Design and Toy Example

The exsim function is split into two steps. The first step is the function exsim-prep which reads in a verilog design and compiles it into an AIGNET -- an optimized ``circuit'' representation built from AND and XOR gates and inverters supporting efficient simplification procedures([3]).

The second step of exsim is the function exsim-run which reads in a waveform for the design (from a VCD file) and initializes the data structures needed to iterate through the exsim-main-loop. As part of this initialization, inputs of the design are tagged as either :wave, :rand, or :free corresponding to input values tracking values from the input waveform, being generated randomly, or being left as free variables. In addition, certain signals are tagged as :fail which merely designates these signals as the properties we are checking -- namely that these fail signals never have a non-zero value after reset. A simple toy example in Figure 1 is provided for reference -- the default signal tagging function would tag free_in as the sole :free input and fail_out as the sole :fail signal to check.

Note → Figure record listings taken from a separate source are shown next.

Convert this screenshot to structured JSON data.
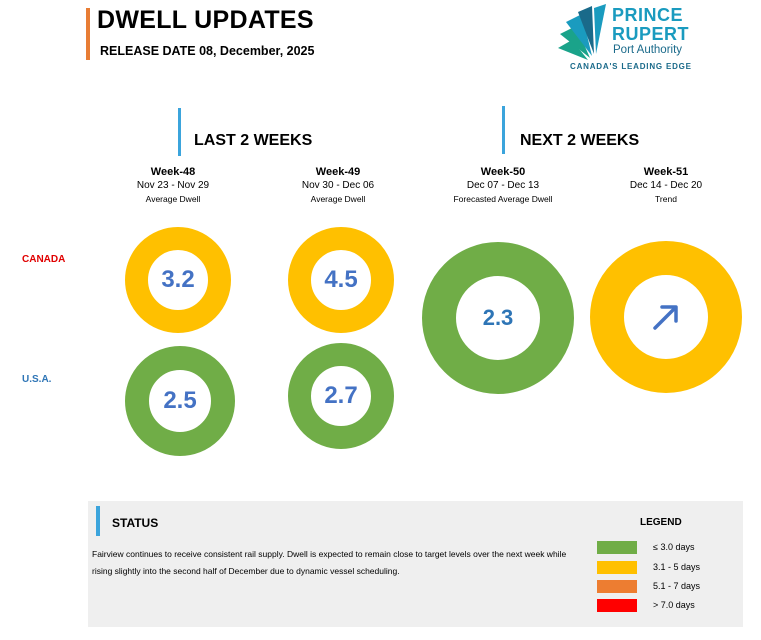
{
  "header": {
    "title": "DWELL UPDATES",
    "release_date": "RELEASE DATE 08, December, 2025"
  },
  "logo": {
    "line1": "PRINCE",
    "line2": "RUPERT",
    "line3": "Port Authority",
    "tagline": "CANADA'S LEADING EDGE",
    "colors": {
      "teal": "#1a9bbf",
      "dark": "#1a6a8a",
      "green": "#1aa38a"
    }
  },
  "sections": {
    "last": "LAST 2 WEEKS",
    "next": "NEXT 2 WEEKS"
  },
  "weeks": [
    {
      "week": "Week-48",
      "range": "Nov 23 - Nov 29",
      "sub": "Average Dwell"
    },
    {
      "week": "Week-49",
      "range": "Nov 30 - Dec 06",
      "sub": "Average Dwell"
    },
    {
      "week": "Week-50",
      "range": "Dec 07 - Dec 13",
      "sub": "Forecasted Average Dwell"
    },
    {
      "week": "Week-51",
      "range": "Dec 14 - Dec 20",
      "sub": "Trend"
    }
  ],
  "countries": {
    "canada": {
      "label": "CANADA",
      "color": "#e00000"
    },
    "usa": {
      "label": "U.S.A.",
      "color": "#2e75b6"
    }
  },
  "values": {
    "canada_w48": {
      "value": "3.2",
      "color": "#ffc000"
    },
    "canada_w49": {
      "value": "4.5",
      "color": "#ffc000"
    },
    "usa_w48": {
      "value": "2.5",
      "color": "#70ad47"
    },
    "usa_w49": {
      "value": "2.7",
      "color": "#70ad47"
    },
    "forecast_w50": {
      "value": "2.3",
      "color": "#70ad47"
    },
    "trend_w51": {
      "icon": "arrow-up-right-icon",
      "color": "#ffc000"
    }
  },
  "status": {
    "title": "STATUS",
    "text": "Fairview continues to receive consistent rail supply. Dwell is expected to remain close to target levels over the next week while rising slightly into the second half of December due to dynamic vessel scheduling."
  },
  "legend": {
    "title": "LEGEND",
    "items": [
      {
        "label": "≤ 3.0 days",
        "color": "#70ad47"
      },
      {
        "label": "3.1 - 5 days",
        "color": "#ffc000"
      },
      {
        "label": "5.1 - 7 days",
        "color": "#ed7d31"
      },
      {
        "label": "> 7.0 days",
        "color": "#ff0000"
      }
    ]
  }
}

The primary function of the exsim-main-loop is to update an incremental SAT instance([1]) such that the clauses in the SAT instance correspond to a check of :fail signals at certain clock cycles having the value of 1 relative to certain values of :free inputs on previous clock cycles. The main-loop iterates through a sequence of operations primarily comprised of :step-fail, :step-free, and :check-fails which respectively add clauses to SAT for the :fail at the next clock cycle, add unit clauses to SAT corresponding to an assignment to :free variables on an earlier clock cycle, and calling the SAT solver to check if any of the :fail signals could be 1 in the current context. The ``compiled'' AIGNET from exsim-prep allows for an efficient implementation of :step-free and :step-fail for larger designs.

The choice of which step to take is heuristic and depends primarily on the current number of clauses in the database. In particular, :step-fail will add clauses to SAT while :step-free will reduce clauses in SAT and heuristics will choose when to perform each action depending on how extensively the user wishes to search for fails in a given instance. The default heuristic choice function (as well as several other functions defining default operation) can be overridden using ACL2's defattach feature([8]).

Returning to our simple toy example from Figure 1. Let's assume that the input wave_op gets a value of 1 at every clock cycle from the input waves. After a sufficient number of :step-fails, this would reduce the check of fail_out being 1 to free_in having at least a single 1 in each bit position over 2 consecutive clocks, 3 clocks earlier.

The intent of the exsim toolkit is to provide the user the capability to control the SAT checks that are performed to optimize effective search capacity over runtime. This is primarily achieved by allowing the user to carefully specify which input variables should be :free (which reduces potential decision space during SAT along with increasing propagations) and when to either extend or reduce the current set of SAT clauses by inspecting the current number of active clauses. The additional benefit of incremental SAT is that the aggregate cost of successive searches is reduced by the sharing of learned reductions.

The exsim toolkit is a work in progress. Current development efforts afford better control over bindings of free variables and more intermediate targets for search (not just :fail signals). Related to these efforts, an earlier proof of ``correctness'' needs to be reworked to keep apace with the design changes. As a note on this ``proof'', the goal is to ensure that each :check-fails which returns UNSAT ensures no possible assignment for the free variables in the scope of the current check. This reduces to proving an invariant relating the current SAT clauses with the values of signals at certain clock cycles.